Stocks moved modestly higher in the first hour of yesterday’s session, then drifted sideways, in a narrow range, throughout the remainder of the day. All the major indices finished higher, but weakness in the tech arena caused the Nasdaq to lag. Both the S&P 500 and Dow Jones Industrial Average gained 0.4%, as the Nasdaq Composite, small-cap Russell 2000, and S&P Midcap 400 indices each advanced 0.2%. After the opening rally subsided, the subsequent intraday trading range became rather tight. Still, the S&P 500 finished near its best level of the day and closed at another new six-year high. The Dow remained stuck at resistance of its prior uptrend line that we illustrated in yesterday’s newsletter.
Total volume in the NYSE increased by 10% yesterday, enabling the S&P to register an “accumulation day,” but turnover was still below its 50-day average level. In the Nasdaq, volume was only 1% higher than the previous day’s level. As long as stocks remain in an overall trend of declining volume below average levels, extra caution should be taken when entering new long positions. It only takes a one day spike in selling volume to wipe out many days of light volume gains, which is what occurred on November 27. Market internals were mixed. Advancing volume in the NYSE exceeded declining volume by a margin of 1.9 to 1, while the Nasdaq volume ratio was flat.
As always, one major factor weighing on whether the Nasdaq breaks out to a new high or forms a lower high and reverses is the direction of the Semiconductor Index ($SOX). Last week, the $SOX fell below the low of its prior consolidation, but bounced off major support of its 200-day moving average. Just as the 200-day MA acted as a brick wall that stopped the rally attempt on October 16, it did exactly the opposite on December 1. For educational purposes, this is a great example of how a prior resistance level becomes the new support level after the resistance is broken. It also shows how the 200-day MA nearly always triggers a bounce when acting both as either support or resistance:
As you can see, the $SOX is now trapped in “no man’s land.” The 200-day MA, as well as the rising 50-day MA, are both acting as support from below, but resistance from the high of the prior consolidation is overhead. This “tug-of-war” could easily keep the $SOX trapped in a range over the next few weeks, which would keep the Nasdaq volatility in check as well. However, in the event that the $SOX manages to break out to the upside, it’s good to have a plan of action. The Semiconductor HOLDR (SMH) and iShares Semiconductor (IGW) are both following a similar pattern to the $SOX index itself, but one ETF showing relative strength to the index is the PowerShares Semiconductor (PSI):
Unlike the $SOX, notice that PSI closed yesterday right at the high of last month’s consolidation. Its relative strength to the $SOX index means it should be the top performing ETF in that sector if the semis break out. The buy trigger in PSI is above horizontal price resistance at 18, but buying it without the $SOX first proving it can break out above its recent consolidation is a risky proposition.

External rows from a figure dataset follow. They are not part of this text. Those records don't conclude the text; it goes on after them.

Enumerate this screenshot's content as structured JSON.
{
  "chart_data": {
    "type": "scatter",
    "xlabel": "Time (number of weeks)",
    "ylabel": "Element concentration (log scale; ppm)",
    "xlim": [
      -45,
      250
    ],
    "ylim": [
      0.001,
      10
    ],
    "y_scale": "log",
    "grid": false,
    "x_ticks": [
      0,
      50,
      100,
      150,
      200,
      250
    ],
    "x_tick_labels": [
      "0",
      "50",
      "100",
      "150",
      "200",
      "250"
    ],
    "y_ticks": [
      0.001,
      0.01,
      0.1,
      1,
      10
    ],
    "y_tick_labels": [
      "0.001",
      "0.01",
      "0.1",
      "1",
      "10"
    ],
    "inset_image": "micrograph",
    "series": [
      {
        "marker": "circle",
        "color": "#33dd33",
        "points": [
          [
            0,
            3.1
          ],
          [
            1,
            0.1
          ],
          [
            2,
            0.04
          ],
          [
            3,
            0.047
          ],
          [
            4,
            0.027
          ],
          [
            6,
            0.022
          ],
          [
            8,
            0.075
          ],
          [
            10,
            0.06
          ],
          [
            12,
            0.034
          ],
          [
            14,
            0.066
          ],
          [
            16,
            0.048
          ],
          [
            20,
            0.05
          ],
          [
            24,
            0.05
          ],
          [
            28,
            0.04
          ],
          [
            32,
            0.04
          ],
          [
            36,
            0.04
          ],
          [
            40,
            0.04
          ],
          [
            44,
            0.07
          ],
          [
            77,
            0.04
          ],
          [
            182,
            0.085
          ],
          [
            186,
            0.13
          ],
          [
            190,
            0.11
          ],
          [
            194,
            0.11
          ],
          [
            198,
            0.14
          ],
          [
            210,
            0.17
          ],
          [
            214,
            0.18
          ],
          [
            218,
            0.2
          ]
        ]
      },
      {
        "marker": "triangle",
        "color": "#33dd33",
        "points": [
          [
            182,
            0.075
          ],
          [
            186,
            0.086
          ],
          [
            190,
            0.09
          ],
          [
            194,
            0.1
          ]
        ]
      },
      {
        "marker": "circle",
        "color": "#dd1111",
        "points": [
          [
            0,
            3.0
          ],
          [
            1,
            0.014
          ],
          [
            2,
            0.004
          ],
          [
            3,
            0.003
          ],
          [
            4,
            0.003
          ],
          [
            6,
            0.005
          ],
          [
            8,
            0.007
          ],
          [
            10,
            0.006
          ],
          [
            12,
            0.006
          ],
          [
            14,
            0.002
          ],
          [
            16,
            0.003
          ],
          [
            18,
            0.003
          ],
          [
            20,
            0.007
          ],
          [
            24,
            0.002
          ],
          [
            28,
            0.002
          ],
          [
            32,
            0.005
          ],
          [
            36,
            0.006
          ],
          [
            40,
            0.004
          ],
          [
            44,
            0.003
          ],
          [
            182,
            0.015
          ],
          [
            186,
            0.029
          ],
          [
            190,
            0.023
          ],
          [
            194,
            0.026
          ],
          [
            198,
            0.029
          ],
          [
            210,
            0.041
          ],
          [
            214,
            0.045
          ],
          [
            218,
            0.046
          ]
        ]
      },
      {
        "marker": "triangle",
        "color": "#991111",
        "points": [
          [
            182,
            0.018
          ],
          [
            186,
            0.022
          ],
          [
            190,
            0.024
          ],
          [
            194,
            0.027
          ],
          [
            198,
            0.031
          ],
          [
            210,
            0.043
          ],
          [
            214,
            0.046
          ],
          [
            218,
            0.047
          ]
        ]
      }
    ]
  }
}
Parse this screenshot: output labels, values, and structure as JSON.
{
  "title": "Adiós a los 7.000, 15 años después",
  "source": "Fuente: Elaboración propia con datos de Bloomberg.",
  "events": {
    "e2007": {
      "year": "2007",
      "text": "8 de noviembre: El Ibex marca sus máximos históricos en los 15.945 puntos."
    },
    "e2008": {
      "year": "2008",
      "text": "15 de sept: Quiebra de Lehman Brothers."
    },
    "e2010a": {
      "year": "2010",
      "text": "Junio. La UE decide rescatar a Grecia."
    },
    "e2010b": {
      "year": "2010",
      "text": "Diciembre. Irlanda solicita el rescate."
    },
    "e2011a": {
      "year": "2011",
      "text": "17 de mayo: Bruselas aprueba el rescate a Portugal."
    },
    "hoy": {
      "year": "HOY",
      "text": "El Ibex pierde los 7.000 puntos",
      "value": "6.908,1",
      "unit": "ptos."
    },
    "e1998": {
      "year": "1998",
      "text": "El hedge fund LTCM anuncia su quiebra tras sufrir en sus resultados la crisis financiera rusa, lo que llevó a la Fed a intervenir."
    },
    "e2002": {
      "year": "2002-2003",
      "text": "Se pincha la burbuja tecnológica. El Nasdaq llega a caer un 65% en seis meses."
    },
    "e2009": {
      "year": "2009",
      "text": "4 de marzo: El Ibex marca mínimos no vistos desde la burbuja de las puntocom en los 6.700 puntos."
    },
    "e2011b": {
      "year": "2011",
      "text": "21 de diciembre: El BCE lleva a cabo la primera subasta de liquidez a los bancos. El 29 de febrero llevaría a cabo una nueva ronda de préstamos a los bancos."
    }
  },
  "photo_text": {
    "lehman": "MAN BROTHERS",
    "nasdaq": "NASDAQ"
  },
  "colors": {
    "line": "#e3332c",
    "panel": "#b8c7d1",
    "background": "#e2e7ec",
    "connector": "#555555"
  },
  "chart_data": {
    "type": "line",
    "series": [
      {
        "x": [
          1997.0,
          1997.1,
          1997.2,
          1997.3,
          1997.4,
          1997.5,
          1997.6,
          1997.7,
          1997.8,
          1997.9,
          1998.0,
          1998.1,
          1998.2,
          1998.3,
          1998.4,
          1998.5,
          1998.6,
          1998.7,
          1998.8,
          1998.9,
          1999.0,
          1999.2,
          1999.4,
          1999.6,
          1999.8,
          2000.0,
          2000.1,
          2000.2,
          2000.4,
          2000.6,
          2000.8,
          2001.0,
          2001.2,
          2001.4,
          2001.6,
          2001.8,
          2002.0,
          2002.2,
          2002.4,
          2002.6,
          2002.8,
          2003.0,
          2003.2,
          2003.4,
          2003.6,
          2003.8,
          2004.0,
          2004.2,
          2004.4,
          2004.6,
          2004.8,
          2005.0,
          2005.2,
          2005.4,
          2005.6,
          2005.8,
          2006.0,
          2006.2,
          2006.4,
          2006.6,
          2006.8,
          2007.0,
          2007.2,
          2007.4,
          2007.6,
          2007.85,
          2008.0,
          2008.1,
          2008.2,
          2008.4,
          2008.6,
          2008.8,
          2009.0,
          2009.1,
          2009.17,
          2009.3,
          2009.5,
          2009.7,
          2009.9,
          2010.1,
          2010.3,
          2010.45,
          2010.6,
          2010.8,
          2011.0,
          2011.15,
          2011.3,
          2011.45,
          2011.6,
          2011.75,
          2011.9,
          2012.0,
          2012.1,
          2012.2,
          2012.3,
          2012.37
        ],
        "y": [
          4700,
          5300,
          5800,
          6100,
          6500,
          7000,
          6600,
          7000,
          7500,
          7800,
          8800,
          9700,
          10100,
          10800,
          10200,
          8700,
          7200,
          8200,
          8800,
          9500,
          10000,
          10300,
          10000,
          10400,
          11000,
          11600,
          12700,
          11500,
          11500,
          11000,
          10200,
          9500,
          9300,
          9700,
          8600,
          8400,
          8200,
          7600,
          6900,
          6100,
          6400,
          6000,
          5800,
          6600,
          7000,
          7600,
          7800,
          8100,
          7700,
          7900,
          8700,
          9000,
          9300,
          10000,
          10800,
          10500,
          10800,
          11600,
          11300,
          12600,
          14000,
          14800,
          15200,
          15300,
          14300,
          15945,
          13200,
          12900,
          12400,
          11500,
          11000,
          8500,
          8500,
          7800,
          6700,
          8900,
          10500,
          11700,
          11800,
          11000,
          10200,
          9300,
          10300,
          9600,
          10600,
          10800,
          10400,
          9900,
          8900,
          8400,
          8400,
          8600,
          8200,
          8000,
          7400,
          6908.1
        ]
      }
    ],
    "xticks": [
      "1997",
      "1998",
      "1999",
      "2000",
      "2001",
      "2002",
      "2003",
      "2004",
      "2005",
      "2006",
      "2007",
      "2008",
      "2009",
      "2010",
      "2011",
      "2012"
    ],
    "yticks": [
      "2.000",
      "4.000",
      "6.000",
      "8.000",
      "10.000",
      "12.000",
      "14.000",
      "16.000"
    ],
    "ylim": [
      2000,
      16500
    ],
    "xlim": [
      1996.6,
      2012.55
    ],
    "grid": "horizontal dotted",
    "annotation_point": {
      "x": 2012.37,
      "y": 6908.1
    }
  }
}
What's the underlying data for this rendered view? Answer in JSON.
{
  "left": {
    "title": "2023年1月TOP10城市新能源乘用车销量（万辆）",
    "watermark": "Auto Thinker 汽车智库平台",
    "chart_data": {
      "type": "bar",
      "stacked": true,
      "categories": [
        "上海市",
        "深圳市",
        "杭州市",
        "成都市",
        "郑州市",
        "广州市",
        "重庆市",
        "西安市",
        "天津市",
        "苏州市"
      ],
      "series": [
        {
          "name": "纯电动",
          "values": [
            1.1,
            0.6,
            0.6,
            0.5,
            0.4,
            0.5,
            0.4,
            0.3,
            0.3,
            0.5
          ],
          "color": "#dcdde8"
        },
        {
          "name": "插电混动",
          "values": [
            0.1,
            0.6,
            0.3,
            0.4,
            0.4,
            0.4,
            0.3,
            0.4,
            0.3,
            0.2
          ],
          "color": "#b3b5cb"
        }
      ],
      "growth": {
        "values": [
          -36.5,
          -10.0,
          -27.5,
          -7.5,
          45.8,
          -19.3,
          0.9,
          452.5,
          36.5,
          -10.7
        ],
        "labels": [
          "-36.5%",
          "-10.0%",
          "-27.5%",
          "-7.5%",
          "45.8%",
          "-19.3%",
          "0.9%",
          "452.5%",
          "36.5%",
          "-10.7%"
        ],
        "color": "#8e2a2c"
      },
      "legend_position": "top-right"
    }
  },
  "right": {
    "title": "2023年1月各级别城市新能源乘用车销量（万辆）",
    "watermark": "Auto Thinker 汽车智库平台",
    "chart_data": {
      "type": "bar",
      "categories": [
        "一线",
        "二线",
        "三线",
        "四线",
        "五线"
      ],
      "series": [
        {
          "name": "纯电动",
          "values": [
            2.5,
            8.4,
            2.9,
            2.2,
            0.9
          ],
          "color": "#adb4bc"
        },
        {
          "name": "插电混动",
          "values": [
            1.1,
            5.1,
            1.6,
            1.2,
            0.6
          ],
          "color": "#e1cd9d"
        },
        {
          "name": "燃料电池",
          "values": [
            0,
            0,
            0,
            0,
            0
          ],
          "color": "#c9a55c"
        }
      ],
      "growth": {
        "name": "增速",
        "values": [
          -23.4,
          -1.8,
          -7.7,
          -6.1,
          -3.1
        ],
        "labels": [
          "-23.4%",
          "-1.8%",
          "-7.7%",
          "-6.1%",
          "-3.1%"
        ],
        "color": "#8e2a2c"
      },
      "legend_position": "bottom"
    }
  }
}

Regarding the broad market, there’s not much new to say other than it remains rather resilient. All the major indices continue to grind higher, although the Dow is still in dangerous territory, right at resistance of it its prior uptrend line. The recovery from the November 27 selloff has lacked overall conviction, but being short is pretty tough as well. For that reason, we remain in SOH mode (“sitting on hands”) with regard to any ETFs that are closely correlated to the broad market. International, commodities, and currency ETFs are good places to look for non-correlated ETFs. When the market begins giving us clear signals that are all in line, we will be ready for new trade entries in whichever direction it goes.
We have shifted into “SOH mode” with regard to ETFs correlated directly to the market, and feel it is best to be mostly cash for the time being. We will, however, continue to keep scanning for any ETF setups that offer a high risk/reward ratio in the current market conditions. As always, we will send an intraday e-mail alert if/when we enter anything not listed here on the watchlist.
Daily Performance Report:
Below is an overview of all open positions, as well as a performance report on all positions that were closed only since the previous day’s newsletter. Net P/L figures are based on the $50,000 Wagner Daily model account size. Changes to open positions since the previous report are listed in red text below:
Open positions (coming into today):
RKH short (200 shares from Nov. 30 and Dec. 1 entries) –
sold short 155.21 (avg.), new stop – see note below, target 150.80, unrealized points = (2.32), unrealized P/L = ($464)
USO long (300 shares from Dec. 5 entry) –
bought 54.60, stop 52.54, target 58.90, unrealized points = (0.30), unrealized P/L = ($90)
Closed positions (since last report):
Current equity exposure ($100,000 max. buying power):
Because RKH closed within a few pennies of our original stop price, we are adjusting it slightly in order to allow for some “wiggle room” on the open. The new stop will be 10 cents above the high of the first 20 minutes (like the MTG Opening Gap Rules). If the 20-minute high is lower than our original stop of 157.68, then we will continue using the original stop. Separately, we bought USO per intraday e-mail alert yesterday and the trade details are reflected above.